John Nichols and Robert McChesney. “The Death and Life of Great American Newspapers”. Nation. March 18, 2009: “But government support for the press is not merely a matter of history or legal interpretation. Complaints about a government role in fostering journalism invariably overlook the fact that our contemporary media system is anything but an independent “free market” institution. The government subsidies established by the founders did not end in the eighteenth–or even the nineteenth–century. Today the government doles out tens of billions of dollars in direct and indirect subsidies, including free and essentially permanent monopoly broadcast licenses, monopoly cable and satellite privileges, copyright protection and postal subsidies. (Indeed, this magazine has been working for the past few years with journals of the left and right to assure that those subsidies are available to all publications.) Because the subsidies mostly benefit the wealthy and powerful, they are rarely mentioned in the fictional account of an independent and feisty Fourth Estate. Both the rise and decline of commercial journalism can be attributed in part to government policies, which scrapped the regulations and ownership rules that had encouraged local broadcast journalism and allowed for lax regulation as well as tax deductions for advertising–policies that greatly increased news media revenues.

[…] The essential component for the immediate stimulus should be an exponential expansion of funding for public and community broadcasting, with the requirement that most of the funds be used for journalism, especially at the local level, and that all programming be available for free online. Other democracies outspend the United States by whopping margins per capita on public media: Canada sixteen times more; Germany twenty times more; Japan forty-three times more; Britain sixty times more; Finland and Denmark seventy-five times more. These investments have produced dramatically more detailed and incisive international reporting, as well as programming to serve young people, women, linguistic and ethnic minorities and regions that might otherwise be neglected by for-profit media.”

Prof. Charlotte Grimes, who holds the Knight Chair in Political Reporting at the Newhouse School, Syracuse University: “My instinct (on a bailout) is to say: Not on your life! But newspapers need some life support these days … or at least we need life support for the kind of journalism that mostly comes from newspapers. And historically, we have had some limited government support.

For example, the Postal Act of 1792 created the U.S. Post Office AND gave favorable postage rates to newspapers, because the founders realized that a fragile democracy needed the free flow of news to survive.
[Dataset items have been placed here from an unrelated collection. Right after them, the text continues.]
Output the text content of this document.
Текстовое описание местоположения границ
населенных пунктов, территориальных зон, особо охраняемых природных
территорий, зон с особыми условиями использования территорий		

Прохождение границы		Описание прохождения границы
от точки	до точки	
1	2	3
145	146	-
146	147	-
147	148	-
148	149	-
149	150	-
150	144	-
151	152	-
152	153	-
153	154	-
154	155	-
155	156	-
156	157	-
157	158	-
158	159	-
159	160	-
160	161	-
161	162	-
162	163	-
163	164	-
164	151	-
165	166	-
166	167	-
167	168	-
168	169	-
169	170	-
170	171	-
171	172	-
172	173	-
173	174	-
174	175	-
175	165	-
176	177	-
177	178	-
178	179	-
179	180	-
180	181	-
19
And the Newspaper Preservation Act of 1970 exempted newspapers from anti-trust laws so that they could share some business resources … such as ad departments … and keep competitive newsrooms operating in the same town.

Government MIGHT … and I stress the MIGHT … be able to do some things like tax breaks for newspapers as they adapt to the digital revolution, tax breaks for start-ups of new news organizations … online or in print … or tax breaks for the wonderful brave souls willing to buy a going-out-of-business newspaper and willing to have it fulfill its purpose of giving people what they need to know to stay free and self-governing.”[1]